Boleslav Štěpánek was born on 15 November 1920 in the Czech village of Nové Teremno (Lipiny) in Volhynia in today’s north-western Ukraine, where his family worked on their own farm. He attended the Czech school in Lipiny, and later the Polish school in Lutsk. During the occupation by the Soviet Union after 1939, his uncle and cousin were interned in a labour camp in Kazakhstan. During the attack of Nazi Germany on the Soviet Union in June 1941, heavy fighting took place right in their village. Subsequently, during the Nazi occupation, Volhynian Czechs witnessed many horrors. Boleslav was employed as a veterinary nurse in Lutsk, which prevented him from being sent to forced labor in Germany. In March 1944, he enlisted in the 1st Czechoslovak Army Corps in Rovno. He was assigned as a medic, trained in Bukovina on the Romanian-Ukrainian border. In autumn 1944 he was deployed during the Carpatho-Dukla operation. During the fighting near Stropkov in December 1944, he contracted pneumonia and was subsequently treated in a hospital in Krosno. He then took part in the battles of Liptovský Mikuláš, Vrútky and Žilina.
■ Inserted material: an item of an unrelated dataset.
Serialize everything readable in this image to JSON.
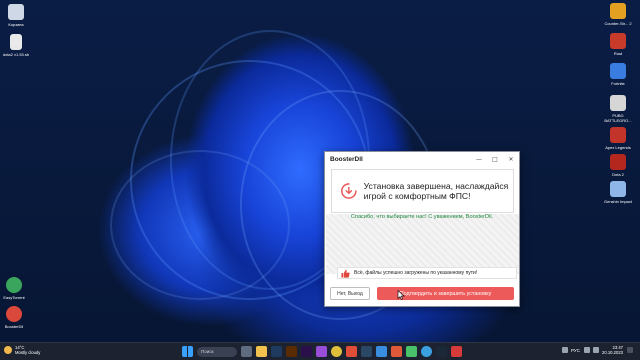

On May 17, 1945, he attended a ceremonial parade in Prague’s Old Town Square. After the war he served in Česká Lípa and Žatec, supervising the deportations of the Germans. He demobilized in December 1945. He settled on the farm of the Germans in Soběnice near Litoměřice, which was later collectivized. In 1960 he moved with his family to Bohušovice nad Ohří and worked in the chemical plants in Lovosice. He died on 17 February 2013.